Talvolta, quando meno te lo aspetti, un profumo, un colore rosso, una voce, una scritta e ti crolla addosso qualcosa.
Improvviso.
Non tanto come un macigno, quanto forse un pannello di polistirolo, ti crolla addosso improvviso nel silenzio, lo senti, ti senti attraversarlo, nessun dolore, nessun calore.
E ti ritrovi nel passato, o in un altro luogo, ti trovi disperso in pensieri che credevi allontanati, andati.
Destabilizzazione.
Destabilizzazione.
Destabilizzazione.
“Penso ai fatti che….
ci legavano nel tempo
penso ai fatti che…
(legavano noi due)”
Pensare a momenti stupendi, pensare a momenti al contrario di sofferenza
“Oscuravano anche il sole che mi brucia dentro l’anima
oscuravano anche Dio, il mondo, l’universo”
Penso alle parole che sto scrivendo per “eri qui” e mi accorgo come tutto questo stia prendendo profondamente parte della mia anima inespressa, come l’urlare quel testo sia in qualche modo urlare al mondo ciò che sono, ero, eravamo, siamo, è.

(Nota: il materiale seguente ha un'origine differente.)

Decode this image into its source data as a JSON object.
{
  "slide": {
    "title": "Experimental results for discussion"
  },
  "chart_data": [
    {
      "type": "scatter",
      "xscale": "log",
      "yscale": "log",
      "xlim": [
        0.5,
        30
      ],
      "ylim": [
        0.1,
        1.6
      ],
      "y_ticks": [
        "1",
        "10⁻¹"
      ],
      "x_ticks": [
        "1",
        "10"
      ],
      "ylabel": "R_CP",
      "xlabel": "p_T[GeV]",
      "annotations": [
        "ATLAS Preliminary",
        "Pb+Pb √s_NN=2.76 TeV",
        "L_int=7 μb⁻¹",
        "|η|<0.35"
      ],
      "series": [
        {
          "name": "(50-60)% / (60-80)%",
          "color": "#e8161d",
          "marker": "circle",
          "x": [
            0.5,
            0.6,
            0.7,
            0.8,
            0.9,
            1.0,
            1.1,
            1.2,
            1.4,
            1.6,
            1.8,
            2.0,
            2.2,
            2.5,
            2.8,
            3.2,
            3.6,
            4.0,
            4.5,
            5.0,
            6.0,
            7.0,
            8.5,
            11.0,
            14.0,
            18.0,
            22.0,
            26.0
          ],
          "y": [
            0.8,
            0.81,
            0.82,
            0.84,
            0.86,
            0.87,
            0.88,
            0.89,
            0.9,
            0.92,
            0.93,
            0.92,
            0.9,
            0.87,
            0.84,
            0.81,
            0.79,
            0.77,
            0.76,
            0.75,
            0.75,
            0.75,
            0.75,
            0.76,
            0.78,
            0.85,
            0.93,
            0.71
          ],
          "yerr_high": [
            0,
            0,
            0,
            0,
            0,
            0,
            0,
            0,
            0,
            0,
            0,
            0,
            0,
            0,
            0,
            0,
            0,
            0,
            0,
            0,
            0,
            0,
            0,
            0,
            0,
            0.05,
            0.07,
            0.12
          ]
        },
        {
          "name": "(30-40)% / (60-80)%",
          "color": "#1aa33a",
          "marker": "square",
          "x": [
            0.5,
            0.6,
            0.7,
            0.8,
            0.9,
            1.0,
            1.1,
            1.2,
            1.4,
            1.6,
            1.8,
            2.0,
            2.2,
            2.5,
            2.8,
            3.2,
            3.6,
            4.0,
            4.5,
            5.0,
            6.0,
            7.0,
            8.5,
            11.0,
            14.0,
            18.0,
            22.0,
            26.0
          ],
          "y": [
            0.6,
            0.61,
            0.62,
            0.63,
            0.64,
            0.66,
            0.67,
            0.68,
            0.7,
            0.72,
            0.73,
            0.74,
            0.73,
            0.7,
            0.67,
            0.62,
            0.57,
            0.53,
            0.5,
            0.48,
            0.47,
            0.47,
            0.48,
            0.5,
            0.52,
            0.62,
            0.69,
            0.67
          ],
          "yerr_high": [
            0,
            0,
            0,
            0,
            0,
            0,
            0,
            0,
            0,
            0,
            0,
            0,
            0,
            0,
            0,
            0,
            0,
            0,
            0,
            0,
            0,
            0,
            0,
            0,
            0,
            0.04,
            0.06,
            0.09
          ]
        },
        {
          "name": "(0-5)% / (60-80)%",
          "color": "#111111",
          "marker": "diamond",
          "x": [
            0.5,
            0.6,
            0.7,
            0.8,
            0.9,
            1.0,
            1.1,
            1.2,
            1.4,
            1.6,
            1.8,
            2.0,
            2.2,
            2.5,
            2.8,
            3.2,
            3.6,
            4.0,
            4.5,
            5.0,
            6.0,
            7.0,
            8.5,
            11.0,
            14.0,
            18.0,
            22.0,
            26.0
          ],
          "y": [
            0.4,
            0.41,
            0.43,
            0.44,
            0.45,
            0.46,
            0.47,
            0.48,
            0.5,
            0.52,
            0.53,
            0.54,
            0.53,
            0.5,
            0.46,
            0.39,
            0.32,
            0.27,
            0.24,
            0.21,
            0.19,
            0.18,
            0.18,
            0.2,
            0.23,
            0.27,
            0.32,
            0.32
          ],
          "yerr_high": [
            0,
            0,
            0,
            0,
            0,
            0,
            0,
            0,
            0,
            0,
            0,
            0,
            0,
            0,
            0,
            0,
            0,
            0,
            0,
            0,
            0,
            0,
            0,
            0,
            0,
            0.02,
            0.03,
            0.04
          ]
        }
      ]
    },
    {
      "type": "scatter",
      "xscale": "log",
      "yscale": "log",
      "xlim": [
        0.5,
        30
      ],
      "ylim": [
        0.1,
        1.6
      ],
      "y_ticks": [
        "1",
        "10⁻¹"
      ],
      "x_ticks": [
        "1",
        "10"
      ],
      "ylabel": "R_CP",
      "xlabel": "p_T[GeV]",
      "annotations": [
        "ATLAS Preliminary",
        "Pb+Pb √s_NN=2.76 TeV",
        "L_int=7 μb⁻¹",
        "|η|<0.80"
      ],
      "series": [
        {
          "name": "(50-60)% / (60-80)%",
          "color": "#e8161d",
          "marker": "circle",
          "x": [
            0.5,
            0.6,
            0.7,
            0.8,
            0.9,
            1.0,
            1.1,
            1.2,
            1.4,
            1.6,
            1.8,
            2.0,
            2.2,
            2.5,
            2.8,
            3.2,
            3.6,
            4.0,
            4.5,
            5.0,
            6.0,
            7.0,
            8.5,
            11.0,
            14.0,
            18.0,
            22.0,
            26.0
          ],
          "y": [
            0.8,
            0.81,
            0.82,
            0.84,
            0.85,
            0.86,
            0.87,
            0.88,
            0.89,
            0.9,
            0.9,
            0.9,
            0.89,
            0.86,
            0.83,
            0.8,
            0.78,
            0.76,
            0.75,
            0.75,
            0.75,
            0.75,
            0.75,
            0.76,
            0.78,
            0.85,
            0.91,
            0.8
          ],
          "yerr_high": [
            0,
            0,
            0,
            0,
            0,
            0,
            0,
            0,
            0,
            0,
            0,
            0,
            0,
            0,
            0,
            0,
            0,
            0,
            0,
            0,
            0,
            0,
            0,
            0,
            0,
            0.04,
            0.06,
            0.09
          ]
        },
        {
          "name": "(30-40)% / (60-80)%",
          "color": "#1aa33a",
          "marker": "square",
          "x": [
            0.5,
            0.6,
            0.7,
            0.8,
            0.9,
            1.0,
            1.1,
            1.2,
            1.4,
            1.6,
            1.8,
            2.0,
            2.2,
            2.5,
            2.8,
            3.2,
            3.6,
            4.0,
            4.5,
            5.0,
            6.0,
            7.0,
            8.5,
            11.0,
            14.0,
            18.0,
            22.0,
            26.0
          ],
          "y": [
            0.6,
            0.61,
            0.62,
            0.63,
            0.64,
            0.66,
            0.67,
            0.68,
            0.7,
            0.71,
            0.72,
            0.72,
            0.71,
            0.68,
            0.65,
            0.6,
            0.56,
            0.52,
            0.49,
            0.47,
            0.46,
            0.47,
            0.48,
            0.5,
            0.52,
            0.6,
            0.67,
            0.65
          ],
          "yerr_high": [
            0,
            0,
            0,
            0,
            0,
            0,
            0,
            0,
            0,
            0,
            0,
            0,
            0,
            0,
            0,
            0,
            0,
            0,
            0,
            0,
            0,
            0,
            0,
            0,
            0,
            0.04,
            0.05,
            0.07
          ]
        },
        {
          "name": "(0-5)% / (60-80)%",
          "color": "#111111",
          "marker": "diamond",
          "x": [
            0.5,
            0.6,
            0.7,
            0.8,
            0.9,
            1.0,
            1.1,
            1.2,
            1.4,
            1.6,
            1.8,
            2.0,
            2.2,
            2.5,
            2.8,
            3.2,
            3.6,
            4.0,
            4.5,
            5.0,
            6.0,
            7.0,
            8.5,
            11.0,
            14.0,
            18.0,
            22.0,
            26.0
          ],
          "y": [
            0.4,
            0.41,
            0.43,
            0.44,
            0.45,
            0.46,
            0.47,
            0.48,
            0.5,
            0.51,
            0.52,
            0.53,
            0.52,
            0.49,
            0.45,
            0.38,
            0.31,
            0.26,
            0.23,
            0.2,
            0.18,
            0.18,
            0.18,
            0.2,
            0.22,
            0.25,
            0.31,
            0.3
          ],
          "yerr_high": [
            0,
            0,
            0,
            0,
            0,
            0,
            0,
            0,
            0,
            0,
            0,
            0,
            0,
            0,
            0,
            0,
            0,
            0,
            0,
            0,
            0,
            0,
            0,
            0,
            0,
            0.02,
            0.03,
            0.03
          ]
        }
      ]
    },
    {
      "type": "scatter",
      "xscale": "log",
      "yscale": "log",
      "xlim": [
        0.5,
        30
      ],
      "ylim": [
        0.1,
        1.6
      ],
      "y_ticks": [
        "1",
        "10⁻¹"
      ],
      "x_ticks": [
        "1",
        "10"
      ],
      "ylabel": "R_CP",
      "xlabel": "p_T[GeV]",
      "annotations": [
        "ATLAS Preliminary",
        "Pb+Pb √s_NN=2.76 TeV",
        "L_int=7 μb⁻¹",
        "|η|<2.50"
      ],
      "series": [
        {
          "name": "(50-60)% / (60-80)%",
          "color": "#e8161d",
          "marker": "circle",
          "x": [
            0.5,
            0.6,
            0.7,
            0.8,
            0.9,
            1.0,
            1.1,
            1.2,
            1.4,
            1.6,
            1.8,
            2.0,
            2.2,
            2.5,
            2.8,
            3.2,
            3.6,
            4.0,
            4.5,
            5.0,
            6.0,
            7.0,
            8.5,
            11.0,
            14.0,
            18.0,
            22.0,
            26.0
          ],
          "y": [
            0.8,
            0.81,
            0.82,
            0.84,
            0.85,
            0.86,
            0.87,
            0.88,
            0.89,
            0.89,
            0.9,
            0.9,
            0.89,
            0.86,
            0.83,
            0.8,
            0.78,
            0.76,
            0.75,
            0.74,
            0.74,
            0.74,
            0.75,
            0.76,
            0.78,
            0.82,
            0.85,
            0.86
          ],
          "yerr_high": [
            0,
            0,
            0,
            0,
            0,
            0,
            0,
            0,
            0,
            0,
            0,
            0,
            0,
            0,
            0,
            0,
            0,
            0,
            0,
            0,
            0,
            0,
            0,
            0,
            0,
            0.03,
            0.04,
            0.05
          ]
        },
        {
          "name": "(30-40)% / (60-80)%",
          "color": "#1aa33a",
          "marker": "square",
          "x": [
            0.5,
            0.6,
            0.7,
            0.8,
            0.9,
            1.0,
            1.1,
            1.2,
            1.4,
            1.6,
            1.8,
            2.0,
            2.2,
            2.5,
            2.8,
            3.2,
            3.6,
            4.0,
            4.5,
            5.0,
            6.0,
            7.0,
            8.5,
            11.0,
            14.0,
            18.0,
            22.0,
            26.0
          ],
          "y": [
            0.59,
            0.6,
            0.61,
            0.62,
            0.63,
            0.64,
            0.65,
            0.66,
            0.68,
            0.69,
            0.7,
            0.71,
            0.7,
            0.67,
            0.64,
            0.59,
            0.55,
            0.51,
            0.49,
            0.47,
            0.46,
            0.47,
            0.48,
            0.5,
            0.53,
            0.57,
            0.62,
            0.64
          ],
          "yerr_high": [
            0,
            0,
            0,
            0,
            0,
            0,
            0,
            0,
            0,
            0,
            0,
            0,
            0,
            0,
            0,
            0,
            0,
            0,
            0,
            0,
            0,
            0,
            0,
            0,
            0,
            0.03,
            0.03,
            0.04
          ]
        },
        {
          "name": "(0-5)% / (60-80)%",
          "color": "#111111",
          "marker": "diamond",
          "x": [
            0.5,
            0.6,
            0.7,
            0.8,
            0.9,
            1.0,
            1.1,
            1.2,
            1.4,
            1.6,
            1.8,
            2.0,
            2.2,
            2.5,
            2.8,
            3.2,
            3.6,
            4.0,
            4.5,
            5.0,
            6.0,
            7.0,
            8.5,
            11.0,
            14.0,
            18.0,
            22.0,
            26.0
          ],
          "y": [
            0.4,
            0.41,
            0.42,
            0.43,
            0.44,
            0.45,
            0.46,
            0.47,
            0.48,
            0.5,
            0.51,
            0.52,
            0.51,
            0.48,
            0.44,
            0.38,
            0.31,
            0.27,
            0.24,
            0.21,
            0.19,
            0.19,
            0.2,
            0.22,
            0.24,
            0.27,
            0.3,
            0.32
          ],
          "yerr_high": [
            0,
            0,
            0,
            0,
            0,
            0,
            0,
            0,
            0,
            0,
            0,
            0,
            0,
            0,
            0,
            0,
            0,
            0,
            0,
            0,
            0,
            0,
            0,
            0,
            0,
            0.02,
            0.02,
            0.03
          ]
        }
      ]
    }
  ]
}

Un po’ un nuovo mondo che si apre da affrontare, un po’ una giustificazione del mio allontanarmi da ciò che chiamate poesia ed in realtà il continuare a far ciò che facevo e che non è tale, ma solo a farlo in un modo vagamente diverso.
Ma in realtà “penso a quegli istanti forti lievi quegli istanti che (brevi e immobili)” oscuravano il mio volto, il mio universo, non erano più me ma noi. Ma ora, ora “ecco qui i giorni più veri, senza più maschere e vetri mentre la mia anima guarda il destino che ride davanti a noi“.